To hold pressure over the needle sites:
- Always clean your hands.
- Hold a gauze pad over the needle site using two fingers. Press at the needle spot and just above.
- Hold constant firm pressure for at least 10 minutes.
- We might take out one needle at a time and ask you to hold each site, one at a time.
Your nurse or technician will instruct you on how this is done.
Once the bleeding has stopped:
- Place a clean gauze pad over the needle site and tape in place. NEVER wrap the tape around our arm (or leg). If you do, it can reduce the blood supply to your fistula or graft and possibly stop blood flow.
- Wash your hands.
Before you leave
Weigh yourself again. Remember to wear the same clothing and use the same scale. We want to check that the right amount of water weight was removed. Remove your heavy shoes and any heavy clothing.
Always wash your hands with soap. This helps stop the spread of any germs you might have contacted during the treatment.
In the beginning you may not be feeling well. Arrange to have someone drive you home as you adjust to dialysis treatments. You might get very tired after hemodialysis, so it is safer if someone drives you.
At home – Take it easy
Rest when you get home from dialysis. You might feel quite tired. Many people feel better once they have been on hemodialysis for a few weeks.
Possible Side Effects of Treatment
Some patients may experience side effects during and after treatment, though not often. The nurses and technicians are always available and will be there to assist you. Recognizing the early symptoms can help in early interventions by the staff, should any of these occur.
You can reduce the likelihood of side effects by keeping to your diet and fluid levels between treatments.
Call your Hemodialysis Unit right away if:
- You experience persistent cramping, dizziness, fainting, nausea or blurred vision.

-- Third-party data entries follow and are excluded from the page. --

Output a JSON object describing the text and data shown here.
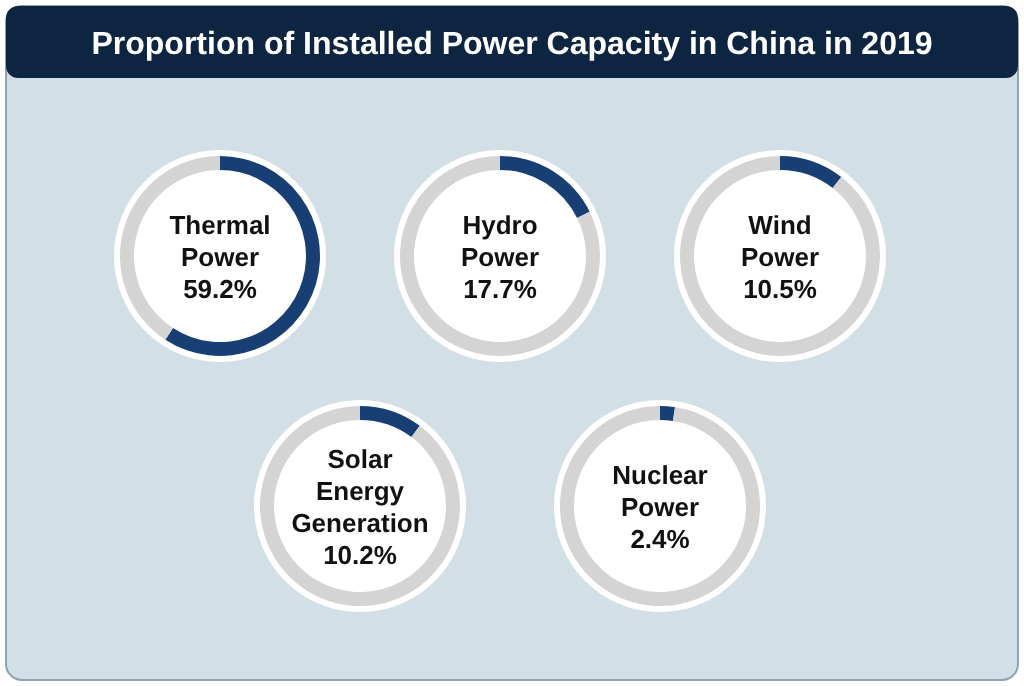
{
  "chart_data": [
    {
      "type": "donut",
      "title": "Proportion of Installed Power Capacity in China in 2019",
      "categories": [
        "Thermal Power",
        null
      ],
      "values": [
        59.2,
        40.8
      ],
      "colors": [
        "#183f73",
        "#d4d4d4"
      ],
      "value_labels": [
        "59.2%",
        null
      ]
    },
    {
      "type": "donut",
      "categories": [
        "Hydro Power",
        null
      ],
      "values": [
        17.7,
        82.3
      ],
      "colors": [
        "#183f73",
        "#d4d4d4"
      ],
      "value_labels": [
        "17.7%",
        null
      ]
    },
    {
      "type": "donut",
      "categories": [
        "Wind Power",
        null
      ],
      "values": [
        10.5,
        89.5
      ],
      "colors": [
        "#183f73",
        "#d4d4d4"
      ],
      "value_labels": [
        "10.5%",
        null
      ]
    },
    {
      "type": "donut",
      "categories": [
        "Solar Energy Generation",
        null
      ],
      "values": [
        10.2,
        89.8
      ],
      "colors": [
        "#183f73",
        "#d4d4d4"
      ],
      "value_labels": [
        "10.2%",
        null
      ]
    },
    {
      "type": "donut",
      "categories": [
        "Nuclear Power",
        null
      ],
      "values": [
        2.4,
        97.6
      ],
      "colors": [
        "#183f73",
        "#d4d4d4"
      ],
      "value_labels": [
        "2.4%",
        null
      ]
    }
  ]
}
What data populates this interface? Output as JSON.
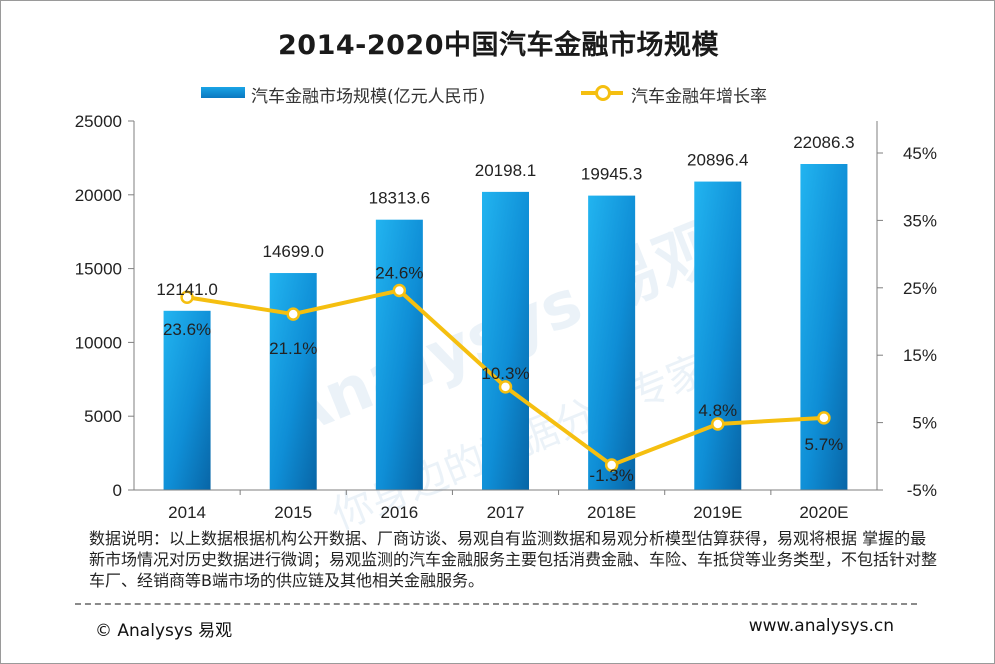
{
  "chart_data": {
    "type": "bar+line",
    "title": "2014-2020中国汽车金融市场规模",
    "categories": [
      "2014",
      "2015",
      "2016",
      "2017",
      "2018E",
      "2019E",
      "2020E"
    ],
    "series": [
      {
        "name": "汽车金融市场规模(亿元人民币)",
        "type": "bar",
        "axis": "left",
        "values": [
          12141.0,
          14699.0,
          18313.6,
          20198.1,
          19945.3,
          20896.4,
          22086.3
        ],
        "labels": [
          "12141.0",
          "14699.0",
          "18313.6",
          "20198.1",
          "19945.3",
          "20896.4",
          "22086.3"
        ]
      },
      {
        "name": "汽车金融年增长率",
        "type": "line",
        "axis": "right",
        "values": [
          23.6,
          21.1,
          24.6,
          10.3,
          -1.3,
          4.8,
          5.7
        ],
        "labels": [
          "23.6%",
          "21.1%",
          "24.6%",
          "10.3%",
          "-1.3%",
          "4.8%",
          "5.7%"
        ]
      }
    ],
    "left_axis": {
      "ylim": [
        0,
        25000
      ],
      "ticks": [
        "0",
        "5000",
        "10000",
        "15000",
        "20000",
        "25000"
      ],
      "tick_values": [
        0,
        5000,
        10000,
        15000,
        20000,
        25000
      ]
    },
    "right_axis": {
      "ylim": [
        -5,
        50
      ],
      "ticks": [
        "-5%",
        "5%",
        "15%",
        "25%",
        "35%",
        "45%"
      ],
      "tick_values": [
        -5,
        5,
        15,
        25,
        35,
        45
      ]
    },
    "grid": false,
    "legend_position": "top-center",
    "colors": {
      "bar_top": "#1aa8ea",
      "bar_bottom": "#0a6fb3",
      "line": "#f5bf10",
      "watermark": "#dbe9f4"
    }
  },
  "watermark": {
    "line1": "Analysys 易观",
    "line2": "你身边的数据分析专家"
  },
  "note": "数据说明：以上数据根据机构公开数据、厂商访谈、易观自有监测数据和易观分析模型估算获得，易观将根据 掌握的最新市场情况对历史数据进行微调；易观监测的汽车金融服务主要包括消费金融、车险、车抵贷等业务类型，不包括针对整车厂、经销商等B端市场的供应链及其他相关金融服务。",
  "footer": {
    "copyright": "© Analysys 易观",
    "website": "www.analysys.cn"
  }
}
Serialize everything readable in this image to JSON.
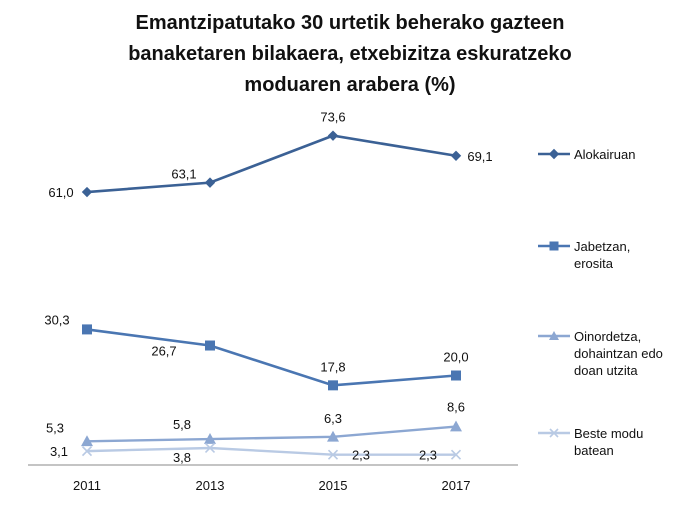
{
  "title_lines": [
    "Emantzipatutako 30 urtetik beherako gazteen",
    "banaketaren bilakaera, etxebizitza eskuratzeko",
    "moduaren arabera (%)"
  ],
  "chart_data": {
    "type": "line",
    "title": "Emantzipatutako 30 urtetik beherako gazteen banaketaren bilakaera, etxebizitza eskuratzeko moduaren arabera (%)",
    "categories": [
      "2011",
      "2013",
      "2015",
      "2017"
    ],
    "ylim": [
      0,
      80
    ],
    "grid": false,
    "legend_position": "right",
    "series": [
      {
        "name_lines": [
          "Alokairuan"
        ],
        "name": "Alokairuan",
        "values": [
          61.0,
          63.1,
          73.6,
          69.1
        ],
        "labels": [
          "61,0",
          "63,1",
          "73,6",
          "69,1"
        ],
        "color": "#3B6195",
        "marker": "diamond"
      },
      {
        "name_lines": [
          "Jabetzan,",
          "erosita"
        ],
        "name": "Jabetzan, erosita",
        "values": [
          30.3,
          26.7,
          17.8,
          20.0
        ],
        "labels": [
          "30,3",
          "26,7",
          "17,8",
          "20,0"
        ],
        "color": "#4A76B2",
        "marker": "square"
      },
      {
        "name_lines": [
          "Oinordetza,",
          "dohaintzan edo",
          "doan utzita"
        ],
        "name": "Oinordetza, dohaintzan edo doan utzita",
        "values": [
          5.3,
          5.8,
          6.3,
          8.6
        ],
        "labels": [
          "5,3",
          "5,8",
          "6,3",
          "8,6"
        ],
        "color": "#8CA7D2",
        "marker": "triangle"
      },
      {
        "name_lines": [
          "Beste modu",
          "batean"
        ],
        "name": "Beste modu batean",
        "values": [
          3.1,
          3.8,
          2.3,
          2.3
        ],
        "labels": [
          "3,1",
          "3,8",
          "2,3",
          "2,3"
        ],
        "color": "#B9CAE4",
        "marker": "x"
      }
    ]
  }
}
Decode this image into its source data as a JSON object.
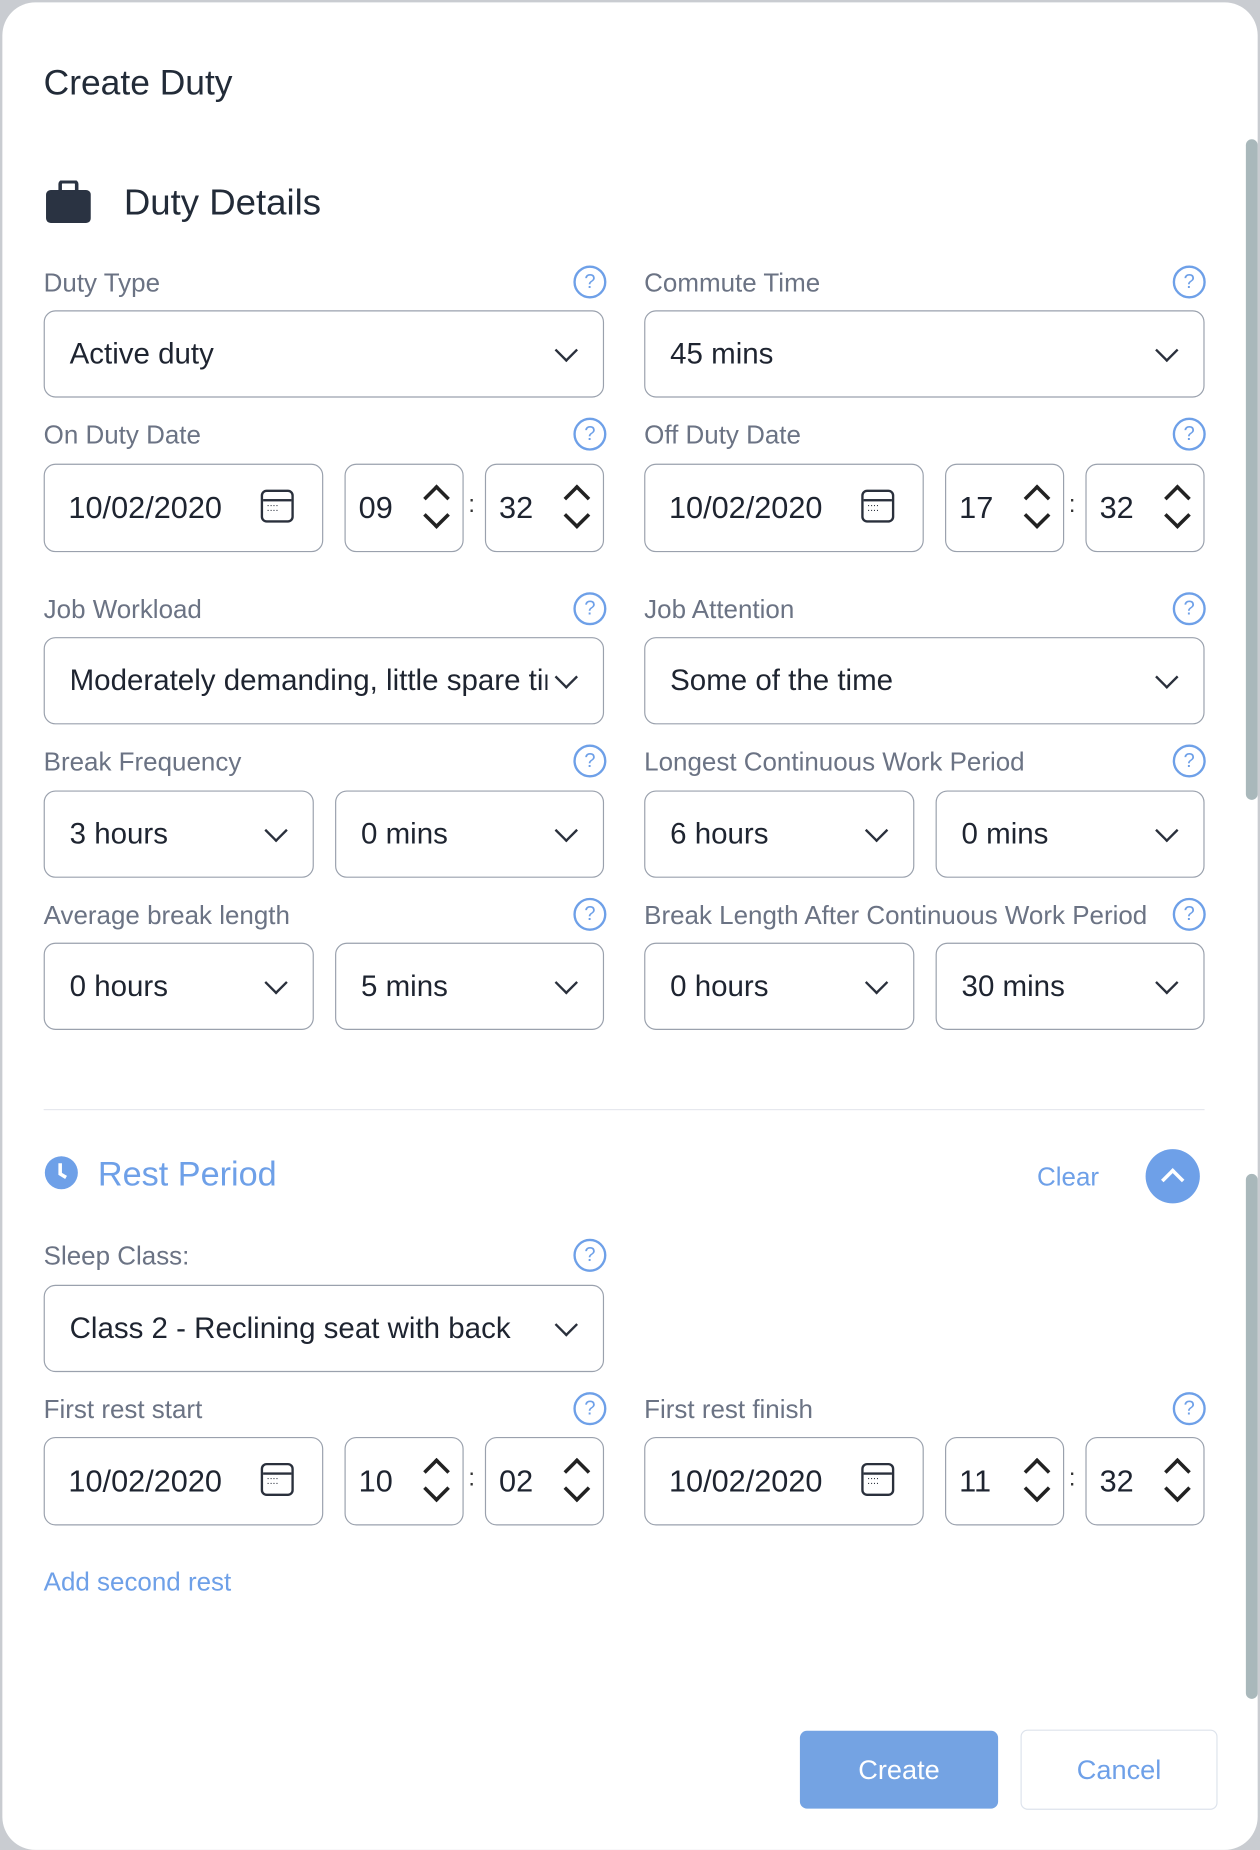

- You can’t feel the “thrill” (a buzzing sensation around the fistula) or if it feels different from usual (fistula or graft).
- There is redness, warmth, pain or swelling in your access arm (fistula or graft) or along your catheter.
- There is any oozing or drainage from your fistula, graft or catheter exit site.
- You have noticeable swelling in your access arm (fistula or graft) or around your catheter, neck or face.
- You are feverish and have any of the above symptoms.
- Part of your catheter outside your skin seems to be getting longer.
- Your catheter is accidentally pulled and there is bleeding around the exit site.